“If freedom of speech is taken away, then dumb and silent we may be led, like sheep to slaughter.” — George Washington 1732-1799.
A social media post went trending last Tuesday because it showed GMA News anchors clad in ABS-CBN colors.
Network wars notwithstanding, that move showed an unplanned but unified effort among media entities against any attempt to muzzle freedom of expression by government.
In the case of ABS-CBN, the Damocles’ sword had hung above the media giant for months. Since late last year, uncertainty was rife around Mother Ignacia because of that franchise renewal issue.
Not many appreciated the dance-around ABS-CBN was being given. The bills seeking for the renewal had been pending in the House of Representatives since August 2019.
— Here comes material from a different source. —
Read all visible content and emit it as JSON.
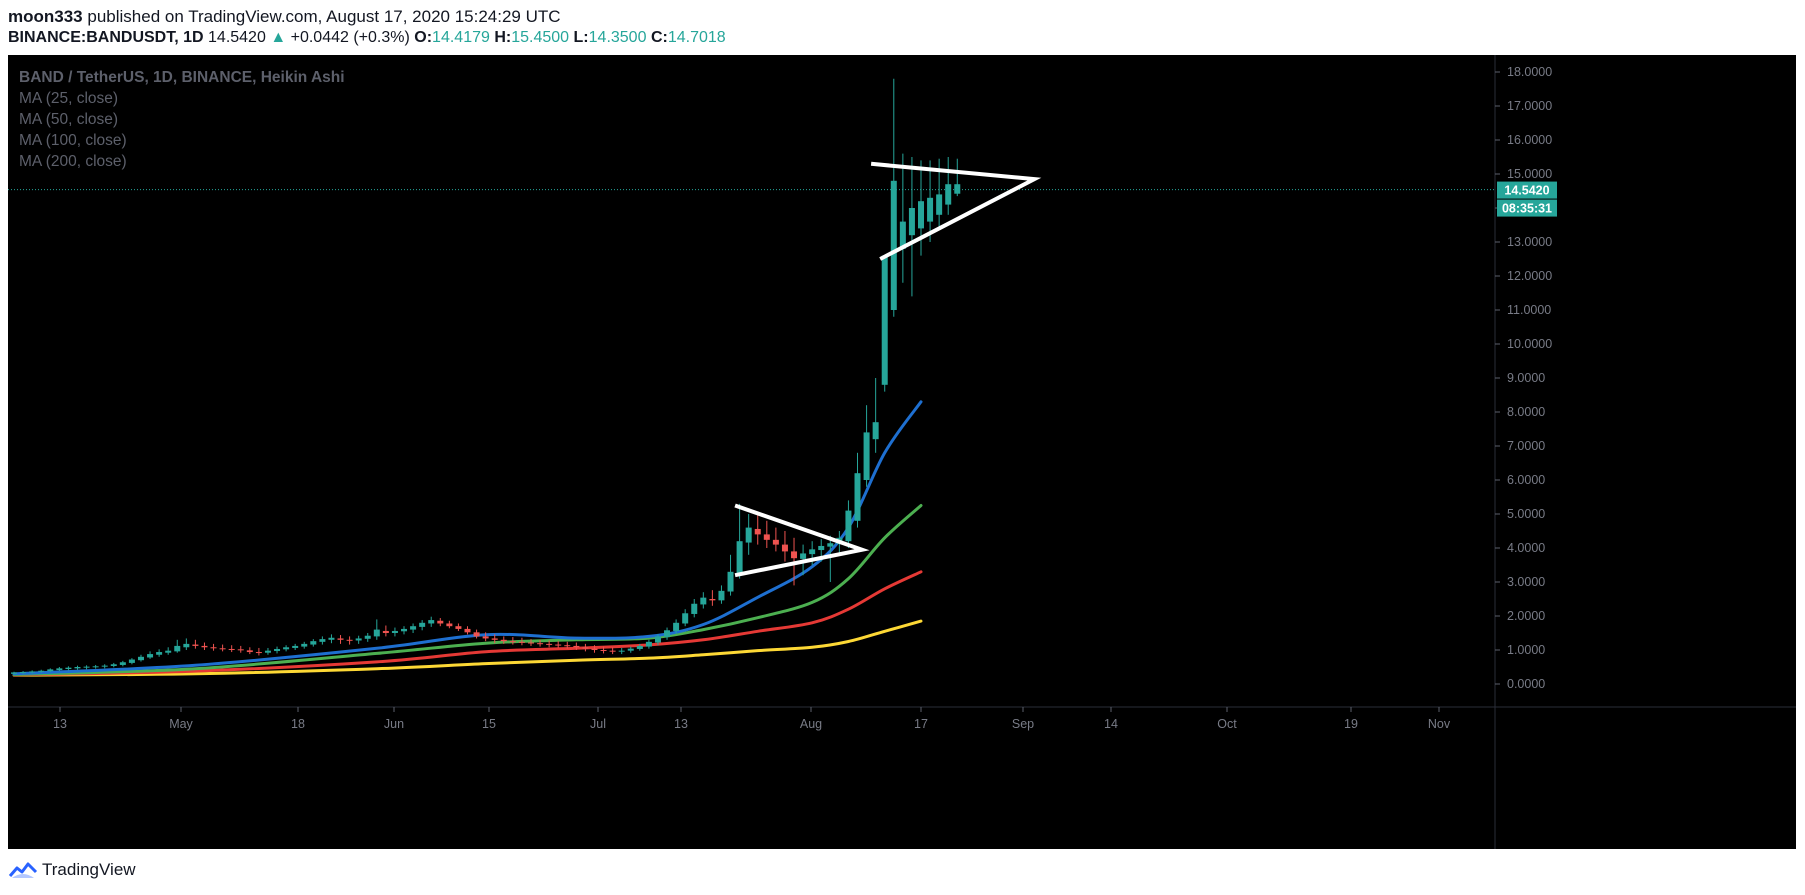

For many media practitioners, it smacked of political arrogance, much like the Solicitor General’s general air after he had filed a quo warranto petition for the forfeiture of ABS-CBN’s franchise at the Supreme Court for its alleged highly abusive practices.
Reports say he did not deign to speak with anyone from the media, but paused just long enough to tell off an ABS-CBN reporter about giving him a hard time.
Whether or not this is true or if his tone was laced with vengeance for some perceived injustice, the fact remains that this issue is finally coming to a head after many months of waiting and seeing.
The vice chairman of the House Committee on Legislative Franchises, Isabela Rep. Antonio Albano, recently told news anchors on GMA’s Dobol B sa News TV that they had been working hard on the matter (as opposed to the perception that they had been sitting on it), “just not publicizing it.”
For his part, President Rodrigo Duterte had been quite vocal with wanting to cut ABS-CBN’s franchise, as he had earlier claimed the network did not air his paid political advertisements during the 2016 election campaign.
The late Gina Lopez, who Duterte had appointed to the Environment department, had reportedly defended her family’s broadcast outfit, saying the President had been fed with “misinformation.”
The issue is fast gaining traction as netizens are catching up on the scary possibility of losing their daily dose of Vice Ganda and teleseryes.
Not that this would ever happen as the digital world is a backup plan that ABS-CBN has been exploring, but then just the idea of shuttering the Kapamilya network in this manner is gaining local and international attention.
The New York Times, another media entity despised by Duterte, has come out with a story on it, of course.
Meanwhile, some local columnists are defending the quo warranto petition, citing ownership issues similar to the case of Rappler.
In spite of Albano’s assurance that the network may continue to operate beyond the 30 March deadline, it does not seem to be calming nerves at this point.
In fact, it seems to be beginning to raise paranoia when paranoia is the last thing we need right now, with the novel coronavirus scare still quite strong here and in the 25 countries quaking at the rising number of deaths in China.